Apr 8, 2014
The Corcoran Gallery in Washington, D.C. was the largest privately funded museum of art at the time of its founding in 1869. It is now gone, being taken over by the National Gallery. According to Philip Kennicott of the Washington Post, even though it's being absorbed by the National Gallery, it is the "end of the Corcoran and its final dismemberment."
" If the Corcoran Gallery of Art had to be swallowed up by a larger and healthier institution to survive, we might celebrate Wednesday’s announcement that its collection will be devoured by the National Gallery of Art. The National Gallery is hands down the most prestigious and respected steward of fine art in Washington, and its reputation is international. But this is not a swallowing of the Corcoran — this is the end of the Corcoran and its final dismemberment.
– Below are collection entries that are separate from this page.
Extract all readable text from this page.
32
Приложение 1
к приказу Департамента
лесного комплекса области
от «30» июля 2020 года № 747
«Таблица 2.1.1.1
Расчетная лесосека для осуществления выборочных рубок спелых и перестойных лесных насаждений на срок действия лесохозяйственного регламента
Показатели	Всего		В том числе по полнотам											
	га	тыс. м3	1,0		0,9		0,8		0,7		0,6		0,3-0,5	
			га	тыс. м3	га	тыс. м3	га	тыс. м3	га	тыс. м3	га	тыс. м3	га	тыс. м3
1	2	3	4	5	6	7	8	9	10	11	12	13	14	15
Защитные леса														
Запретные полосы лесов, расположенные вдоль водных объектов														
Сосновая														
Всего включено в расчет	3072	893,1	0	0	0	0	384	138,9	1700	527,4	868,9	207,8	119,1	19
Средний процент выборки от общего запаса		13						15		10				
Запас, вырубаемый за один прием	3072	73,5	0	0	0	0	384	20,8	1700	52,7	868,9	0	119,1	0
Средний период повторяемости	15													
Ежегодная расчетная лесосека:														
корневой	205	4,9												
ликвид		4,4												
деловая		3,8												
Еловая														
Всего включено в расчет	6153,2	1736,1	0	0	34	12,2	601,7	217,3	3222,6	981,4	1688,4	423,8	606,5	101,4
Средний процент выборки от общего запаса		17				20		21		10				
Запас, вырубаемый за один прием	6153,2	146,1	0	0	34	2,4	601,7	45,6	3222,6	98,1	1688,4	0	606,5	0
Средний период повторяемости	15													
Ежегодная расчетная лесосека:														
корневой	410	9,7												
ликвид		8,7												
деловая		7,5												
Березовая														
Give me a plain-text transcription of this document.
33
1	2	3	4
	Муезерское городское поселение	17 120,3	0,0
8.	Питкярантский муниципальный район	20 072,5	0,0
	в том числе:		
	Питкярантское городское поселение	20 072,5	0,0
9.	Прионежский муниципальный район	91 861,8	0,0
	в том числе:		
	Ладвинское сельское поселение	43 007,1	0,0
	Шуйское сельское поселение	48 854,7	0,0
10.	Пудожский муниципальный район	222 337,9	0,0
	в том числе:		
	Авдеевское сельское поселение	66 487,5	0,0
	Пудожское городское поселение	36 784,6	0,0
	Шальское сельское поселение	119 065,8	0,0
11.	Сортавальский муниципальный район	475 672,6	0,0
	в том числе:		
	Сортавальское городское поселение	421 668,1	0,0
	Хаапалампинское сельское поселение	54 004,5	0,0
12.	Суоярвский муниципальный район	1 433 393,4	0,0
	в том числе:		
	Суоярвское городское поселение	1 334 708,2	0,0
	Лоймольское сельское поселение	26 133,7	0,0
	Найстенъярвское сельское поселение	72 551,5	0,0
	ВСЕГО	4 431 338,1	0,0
Everything that was darkly whispered about the Corcoran’s board over the past few years has come to pass: After decades of erratic and often incompetent leadership, it has seen the institution through to its demise. They will hand over the art to the National Gallery, which will take the pick of the lot and then distribute the rest through some program yet to be announced. A small “legacy” gallery featuring beloved works closely associated with the soon-to-be-defunct Corcoran brand will be maintained somewhere in the old building, which will be given to George Washington University. GWU will absorb the college and teaching functions. As a legal entity, the Corcoran will continue, although this will consist primarily of an advisory board and a name on the wall of the museum building on 17th Street NW."